The Debian Project

Howto install Debian on a USB stick

Installing a GNU/Linux system on a USB stick is easy, but booting from a stick is not. The overall installation of the GNU/Linux system on the USB stick is similar to any other storage medium. Today USB sticks are recognised as /dev/sdX just like regular hard disks.

Since USB sticks tend to be slow it is wise to reduce disk access as much as possible. This is best done during the installation but can be done later as well if it is forgotton first.

You should select ext2 instead of ext3 and add both options noatime and relatime to the list of filesystem options. The rest of the installation is as usual. You might want to skip a swap partition, though.

After the installation is done, switch to the second console (using Alt-F2) to adjust the boot system. Switch to the installed system with chroot /target and edit /boot/grub/menu.lst using VI or any other editor you have installed already. You'll need to add rootdelay=8 to both kernel commandlines and to the kopt= line. This allows the initial ramdisk to to wait a few seconds until the USB stick is recognised as such before the root filesystem is mounted. Without this option Linux won't fine a root filesystem and will panic with a VFS error.

The Linux kernel names disk drives and usb sticks automatically. It is possible that sda on one system becomes sdc on another system. Therefore it is not reliable to keep such a setting on the kernel commandline. However, modern GNU/Linux systems create a unique UUID for every new filesystem.

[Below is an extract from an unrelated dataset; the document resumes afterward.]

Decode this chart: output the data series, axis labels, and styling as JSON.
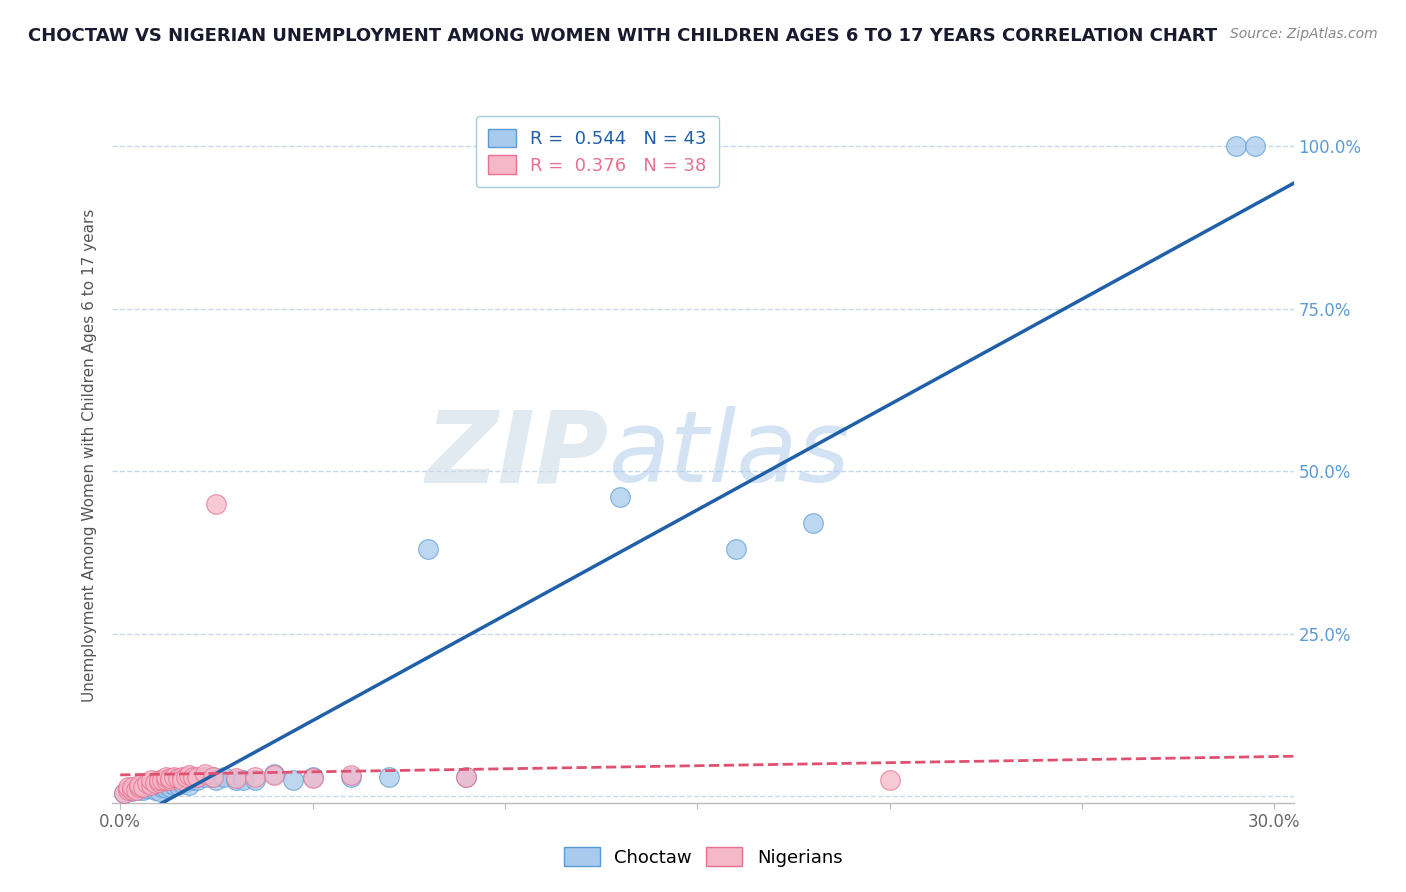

For USB sticks that may be named differently on the next boot it is helpful to use the UUID instead of the device name. Therefore edit the menu.lst file again and exchange all occurrences of /dev/sda1 with UUID=XXX where XXX is what blkid /dev/sda1 emits as the UUID for the root filesystem. You should alter your /etc/fstab file as well.

With these few adjustments your Debian GNU/Linux system is able to boot off of a USB stick including X11 and GNOME or KDE.